• NHS labs’ declared covid lab testing capacity nearly doubles in three days
  • Exceeds planned 100,000 capacity by 60 per cent 
  • It appears that extra equipment and supplies have been given to labs in recent weeks, and declared this week
  • Concerns over reliability of supplies, training and validation

Test and Trace looks likely to hit its 500,000 daily covid testing target, after declaring huge leaps in NHS labs capacity over three days. 

On Sunday the reported total NHS capacity was 83,164 – on Monday this leapt to 134,112, then on Wednesday the figure was 161,869, a near doubling since the weekend.

A source involved in the testing programme said it was because new diagnostic equipment and supplies, of several kinds, had gone to labs over recent weeks, and a lot of it was declared by NHS England this week, ahead of the 31 October deadline.

Those involved in running the programme said on Twitter that the overnight 64 per cent increase on Monday was due to a “huge team effort between the NHS and Test and Trace” and “hard work by all the labs… and supply teams”. 

An NHS source said the service had been allocated more testing supplies, including reagent chemicals, by T&T, allowing the increase.

After major problems due to test shortages, government said in mid September there would be 500,000 daily test capacity by the end of October. The NHS agreed to increase its contribution to total capacity up to 100,000, up from 83,000 at that point.

The testing programme source said the 500,000 target was now likely to be met, with further increases in the NHS and “pillar two” independent labs imminent. Wednesday’s capacity figure was 468,612, if antibody tests, which are of little use, are excluded.

Pillar 2 independent lab capacity has increased about 90 per cent in the past two months, but this has been more gradual over the period. 

There have been major problems with test result turnaround times for about two months now, and limits on access, caused primarily by demand for tests running too close to supply.

A number of hoped-for increases from large new pillar two “lighthouse labs” have not materialised in recent weeks and it appears the NHS has moved to substantially overshoot its 100,000 agreement. Test and Trace is thought to have been asking NHS England to expand more quickly than it has been since early summer.

However, several pathology sources warned there were potential pitfalls from a rapid short-term expansion to meet a target.
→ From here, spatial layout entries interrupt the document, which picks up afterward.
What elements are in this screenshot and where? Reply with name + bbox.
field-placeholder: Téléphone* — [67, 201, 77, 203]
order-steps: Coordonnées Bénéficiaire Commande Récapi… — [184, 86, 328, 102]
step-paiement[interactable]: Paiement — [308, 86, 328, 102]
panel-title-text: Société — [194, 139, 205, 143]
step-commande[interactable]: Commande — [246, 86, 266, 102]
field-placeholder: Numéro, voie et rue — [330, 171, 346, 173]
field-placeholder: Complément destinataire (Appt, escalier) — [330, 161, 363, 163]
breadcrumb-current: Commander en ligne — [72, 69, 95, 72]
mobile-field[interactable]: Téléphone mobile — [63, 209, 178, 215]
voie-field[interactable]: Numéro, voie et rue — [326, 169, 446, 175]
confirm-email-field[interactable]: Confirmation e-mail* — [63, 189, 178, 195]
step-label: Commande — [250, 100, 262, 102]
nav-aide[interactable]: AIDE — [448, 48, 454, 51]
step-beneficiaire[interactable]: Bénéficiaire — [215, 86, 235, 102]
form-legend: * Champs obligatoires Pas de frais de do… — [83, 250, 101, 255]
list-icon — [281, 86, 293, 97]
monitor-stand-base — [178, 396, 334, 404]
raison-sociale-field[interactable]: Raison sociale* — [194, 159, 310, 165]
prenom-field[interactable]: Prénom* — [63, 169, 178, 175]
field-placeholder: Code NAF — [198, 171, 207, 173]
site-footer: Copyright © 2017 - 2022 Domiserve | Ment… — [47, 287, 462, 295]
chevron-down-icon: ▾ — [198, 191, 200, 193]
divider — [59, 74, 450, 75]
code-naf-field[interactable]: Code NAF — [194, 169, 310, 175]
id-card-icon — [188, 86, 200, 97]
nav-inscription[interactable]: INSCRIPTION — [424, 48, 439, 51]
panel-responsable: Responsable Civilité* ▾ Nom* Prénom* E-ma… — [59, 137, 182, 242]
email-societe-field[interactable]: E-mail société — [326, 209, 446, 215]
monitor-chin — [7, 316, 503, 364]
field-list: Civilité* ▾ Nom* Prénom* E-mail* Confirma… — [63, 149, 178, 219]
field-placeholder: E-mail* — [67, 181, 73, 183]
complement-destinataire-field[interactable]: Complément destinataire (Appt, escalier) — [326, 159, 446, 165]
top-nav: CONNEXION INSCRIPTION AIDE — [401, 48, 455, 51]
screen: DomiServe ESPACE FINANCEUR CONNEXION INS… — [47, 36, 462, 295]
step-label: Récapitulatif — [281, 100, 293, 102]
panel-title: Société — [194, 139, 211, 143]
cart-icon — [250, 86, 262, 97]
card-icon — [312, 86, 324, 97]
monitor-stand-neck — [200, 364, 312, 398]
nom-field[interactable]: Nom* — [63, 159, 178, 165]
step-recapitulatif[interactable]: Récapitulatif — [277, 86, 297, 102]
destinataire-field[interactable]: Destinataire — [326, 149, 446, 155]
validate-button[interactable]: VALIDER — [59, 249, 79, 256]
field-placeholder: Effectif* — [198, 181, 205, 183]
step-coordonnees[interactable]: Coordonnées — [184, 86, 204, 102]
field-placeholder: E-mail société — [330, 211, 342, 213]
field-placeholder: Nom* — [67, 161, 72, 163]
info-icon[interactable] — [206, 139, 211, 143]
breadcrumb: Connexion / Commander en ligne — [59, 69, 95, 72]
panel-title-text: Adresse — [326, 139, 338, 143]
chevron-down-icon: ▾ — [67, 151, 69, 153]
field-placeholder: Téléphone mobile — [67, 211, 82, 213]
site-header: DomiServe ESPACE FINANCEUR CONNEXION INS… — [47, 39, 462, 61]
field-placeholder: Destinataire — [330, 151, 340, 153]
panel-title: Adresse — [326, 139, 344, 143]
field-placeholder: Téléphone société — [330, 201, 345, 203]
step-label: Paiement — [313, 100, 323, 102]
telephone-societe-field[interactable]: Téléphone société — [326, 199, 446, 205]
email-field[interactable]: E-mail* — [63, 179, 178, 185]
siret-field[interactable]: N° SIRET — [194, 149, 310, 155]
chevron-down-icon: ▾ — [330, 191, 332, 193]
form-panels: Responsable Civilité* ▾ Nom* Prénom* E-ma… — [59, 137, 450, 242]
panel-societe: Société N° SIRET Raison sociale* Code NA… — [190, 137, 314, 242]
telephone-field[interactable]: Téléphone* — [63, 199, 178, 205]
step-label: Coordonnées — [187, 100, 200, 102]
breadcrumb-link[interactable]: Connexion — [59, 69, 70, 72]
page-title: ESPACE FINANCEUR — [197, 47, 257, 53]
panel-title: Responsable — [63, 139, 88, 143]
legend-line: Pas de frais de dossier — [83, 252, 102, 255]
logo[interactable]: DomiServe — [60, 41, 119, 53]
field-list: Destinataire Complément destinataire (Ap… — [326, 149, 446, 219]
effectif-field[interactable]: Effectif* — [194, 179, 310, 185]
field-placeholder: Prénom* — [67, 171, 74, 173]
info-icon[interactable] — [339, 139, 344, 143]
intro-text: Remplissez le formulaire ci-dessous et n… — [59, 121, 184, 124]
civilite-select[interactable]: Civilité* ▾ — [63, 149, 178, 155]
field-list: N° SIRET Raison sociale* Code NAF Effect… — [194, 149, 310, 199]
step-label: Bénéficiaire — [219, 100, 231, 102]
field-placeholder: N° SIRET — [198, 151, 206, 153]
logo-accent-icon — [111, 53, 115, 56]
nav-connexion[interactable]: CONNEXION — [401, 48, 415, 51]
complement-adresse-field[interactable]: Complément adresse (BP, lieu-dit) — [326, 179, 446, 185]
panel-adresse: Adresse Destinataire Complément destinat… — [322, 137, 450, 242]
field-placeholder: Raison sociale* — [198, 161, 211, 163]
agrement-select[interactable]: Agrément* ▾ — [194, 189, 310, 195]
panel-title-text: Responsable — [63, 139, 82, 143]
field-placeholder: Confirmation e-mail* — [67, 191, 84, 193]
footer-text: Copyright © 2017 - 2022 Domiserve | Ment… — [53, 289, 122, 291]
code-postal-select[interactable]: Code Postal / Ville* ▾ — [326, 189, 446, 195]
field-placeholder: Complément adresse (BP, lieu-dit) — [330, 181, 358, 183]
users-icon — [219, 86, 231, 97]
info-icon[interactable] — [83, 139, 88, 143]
Some independent operators have during the summer professed large capacity and expansion hopes, but not been able to deliver, due to shortages of staff or supplies.

One said: “Supplies of reagents and consumables must keep up or shiny new kit is unhelpful.” Another said use of the new capacity would rely on training, supply of adequate reagents, and validation processes. “It will all work out in the end but [the] artificial October 31 target will just distort things.”

Several people also questioned whether pooling of samples had been used to rapidly grow the capacity, as T&T and NHS England have been discussing its introduction recently. This involves testing several people’s samples together, and only retesting each one separately if there is a positive result from the pool.

It can expand capacity substantially but can be difficult and risky. But a senior source said it was not yet widely introduced in the NHS, and not playing a big part in the capacity figures.

The Department of Health and Social Care, which houses T&T, and NHS England, were asked for comment.